Wen Kexing sortit de sa chambre, regardant le dos de Gu Xiang. Il poussa un soupir, semblant éprouver une certaine nostalgie, comme s’il voyait une fille de sa propre famille grandir. Lentement, il sortit, jeta un coup d’œil à Zhou Zishu sur le toit, puis s’assit tranquillement à côté de Gu Xiang.

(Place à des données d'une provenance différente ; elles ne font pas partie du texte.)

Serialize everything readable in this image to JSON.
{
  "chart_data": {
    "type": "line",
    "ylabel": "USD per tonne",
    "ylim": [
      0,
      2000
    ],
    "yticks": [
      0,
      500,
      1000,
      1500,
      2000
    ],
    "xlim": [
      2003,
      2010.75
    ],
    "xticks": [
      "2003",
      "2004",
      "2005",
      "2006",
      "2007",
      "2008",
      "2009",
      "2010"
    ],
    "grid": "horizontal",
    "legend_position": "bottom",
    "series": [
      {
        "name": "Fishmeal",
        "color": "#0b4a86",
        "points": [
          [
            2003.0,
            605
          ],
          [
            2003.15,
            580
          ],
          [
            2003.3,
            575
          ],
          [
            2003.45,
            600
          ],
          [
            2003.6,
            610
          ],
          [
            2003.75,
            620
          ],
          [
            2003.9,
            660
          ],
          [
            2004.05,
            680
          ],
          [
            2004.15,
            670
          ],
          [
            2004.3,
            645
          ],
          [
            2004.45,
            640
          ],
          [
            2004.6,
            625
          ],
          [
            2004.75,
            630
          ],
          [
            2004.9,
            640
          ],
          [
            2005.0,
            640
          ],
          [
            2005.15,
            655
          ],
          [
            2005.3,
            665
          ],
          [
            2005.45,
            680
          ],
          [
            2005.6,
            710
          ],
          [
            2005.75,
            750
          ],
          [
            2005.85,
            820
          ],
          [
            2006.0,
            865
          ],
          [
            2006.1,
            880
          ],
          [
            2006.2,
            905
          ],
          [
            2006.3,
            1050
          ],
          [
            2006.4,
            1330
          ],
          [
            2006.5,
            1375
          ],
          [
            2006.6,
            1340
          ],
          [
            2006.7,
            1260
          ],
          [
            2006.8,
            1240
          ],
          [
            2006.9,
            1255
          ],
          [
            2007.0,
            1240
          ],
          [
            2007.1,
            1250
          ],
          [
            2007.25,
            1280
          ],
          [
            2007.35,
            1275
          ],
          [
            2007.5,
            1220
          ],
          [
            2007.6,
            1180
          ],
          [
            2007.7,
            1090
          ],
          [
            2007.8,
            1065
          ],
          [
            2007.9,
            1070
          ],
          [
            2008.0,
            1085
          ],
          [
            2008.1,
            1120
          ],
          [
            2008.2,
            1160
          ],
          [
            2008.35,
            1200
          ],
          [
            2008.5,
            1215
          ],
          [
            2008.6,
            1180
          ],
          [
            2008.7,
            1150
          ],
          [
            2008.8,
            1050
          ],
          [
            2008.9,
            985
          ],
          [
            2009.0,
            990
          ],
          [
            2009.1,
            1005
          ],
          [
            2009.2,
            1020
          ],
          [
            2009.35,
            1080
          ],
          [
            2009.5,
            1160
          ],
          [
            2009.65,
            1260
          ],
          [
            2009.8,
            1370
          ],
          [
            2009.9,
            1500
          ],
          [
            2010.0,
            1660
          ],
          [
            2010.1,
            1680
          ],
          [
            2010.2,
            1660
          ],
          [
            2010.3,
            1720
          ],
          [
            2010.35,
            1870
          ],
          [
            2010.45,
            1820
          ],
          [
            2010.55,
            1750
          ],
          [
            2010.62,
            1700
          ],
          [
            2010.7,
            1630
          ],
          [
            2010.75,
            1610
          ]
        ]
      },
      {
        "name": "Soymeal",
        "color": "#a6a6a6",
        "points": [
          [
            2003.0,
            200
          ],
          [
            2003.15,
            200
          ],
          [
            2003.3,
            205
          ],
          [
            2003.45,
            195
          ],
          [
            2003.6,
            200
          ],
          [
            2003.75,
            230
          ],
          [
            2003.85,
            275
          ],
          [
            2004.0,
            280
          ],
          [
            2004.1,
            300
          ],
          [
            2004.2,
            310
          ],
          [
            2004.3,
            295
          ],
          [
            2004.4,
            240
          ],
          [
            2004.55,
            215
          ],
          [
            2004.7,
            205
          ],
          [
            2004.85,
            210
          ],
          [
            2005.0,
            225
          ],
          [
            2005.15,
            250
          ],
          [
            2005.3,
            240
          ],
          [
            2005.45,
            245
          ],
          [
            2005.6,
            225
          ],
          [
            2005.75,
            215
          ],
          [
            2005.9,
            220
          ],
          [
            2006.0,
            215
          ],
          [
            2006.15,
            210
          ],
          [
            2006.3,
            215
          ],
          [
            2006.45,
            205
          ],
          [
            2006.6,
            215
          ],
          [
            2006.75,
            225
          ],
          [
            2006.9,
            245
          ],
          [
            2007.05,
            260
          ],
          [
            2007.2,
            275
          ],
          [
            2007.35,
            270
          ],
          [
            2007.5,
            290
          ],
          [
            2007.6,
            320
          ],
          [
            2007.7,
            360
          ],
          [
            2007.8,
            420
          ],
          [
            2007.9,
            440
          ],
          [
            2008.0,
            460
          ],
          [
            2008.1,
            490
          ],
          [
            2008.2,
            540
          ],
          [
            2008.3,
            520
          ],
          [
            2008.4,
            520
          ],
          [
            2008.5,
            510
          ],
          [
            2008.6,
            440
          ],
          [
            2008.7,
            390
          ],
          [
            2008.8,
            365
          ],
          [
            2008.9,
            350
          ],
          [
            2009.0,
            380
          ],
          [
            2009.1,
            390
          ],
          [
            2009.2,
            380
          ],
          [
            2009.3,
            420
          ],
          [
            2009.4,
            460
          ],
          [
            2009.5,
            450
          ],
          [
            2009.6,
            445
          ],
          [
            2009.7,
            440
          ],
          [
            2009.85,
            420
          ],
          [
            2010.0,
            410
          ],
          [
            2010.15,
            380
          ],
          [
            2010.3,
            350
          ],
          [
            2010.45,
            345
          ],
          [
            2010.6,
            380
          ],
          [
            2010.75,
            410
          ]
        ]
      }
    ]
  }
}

Gu Xiang tourna la tête vers lui et, sans grande énergie, murmura:
« Maître.»
Wen Kexing esquissa un sourire, un sourire qui, cette fois, était dénué de cette insolence habituelle et avait presque un soupçon de tendresse. Il demanda doucement:
« Quoi, tu t’es disputée avec ce cher lettré Cao? Il t’a énervée?»
Gu Xiang, toujours aussi molle, répondit:
« Il n’oserait pas. Je le castrerais, ce salaud.»

Wen Kexing se mit à réfléchir sur sa manière de l’éduquer. Une belle jeune femme, bien proportionnée, et voilà qu’il en avait fait cette créature! Il bâilla et tapota légèrement la tête de Gu Xiang avant de demander:
« Alors, qu’est-ce qui ne va pas? Pourquoi ne dors tu pas au milieu de la nuit ? Qu’est-ce qui te rend si mélancolique?»
Gu Xiang lui lança un regard fatigué, soutenant sa tête entre ses mains, sans dire un mot.

Wen Kexing poussa un léger soupir, lui tapotant encore la tête.
« Dis-moi, pourquoi te balades-tu partout à sauver des gens comme ce crétin de Cao Weining? Depuis quand fais-tu de bonnes actions? Tu as peur que les vieux maîtres de l’École de l’Épée de Qingfeng n’acceptent pas que Cao Weining te prenne comme épouse?»

Gu Xiang baissa les yeux, et comme une petite fille, elle mordilla sa lèvre sans parler, tout en grattant le sol avec son doigt.

Elle n’avait pas peur des capacités de combat, ni de son apparence, mais ce qui l’effrayait, c’était son origine.
Même si elle était la plus forte et la plus belle du monde, elle ne pouvait surmonter le fait qu’elle n’avait aucune lignée à revendiquer. Peu importe combien on lui disait qu’elle était une bonne personne, qui la croirait?
Sous la montagne Fengya, il n’y avait même pas de vrais êtres humains. Comment pouvait-on trouver une « bonne fille » là-bas? Bébé abandonné, elle avait été trouvée et élevée par le maître fou de la Vallée des Fantômes. Sans père ni mère, elle n’avait vu que des morts ou des meurtres dès l’enfance. Comment aurait-elle pu devenir une « fille de bonne réputation»?

Même Gu Xiang elle-même était perdue. Elle avait toujours obtenu tout ce qu’elle voulait, parfois par des moyens peu scrupuleux, parfois en étant capricieuse et obstinée. Bien que son caractère puisse être un peu difficile, c’était la première fois qu’elle réalisait qu’elle était une femme qui n’appartenait pas à la lumière du jour.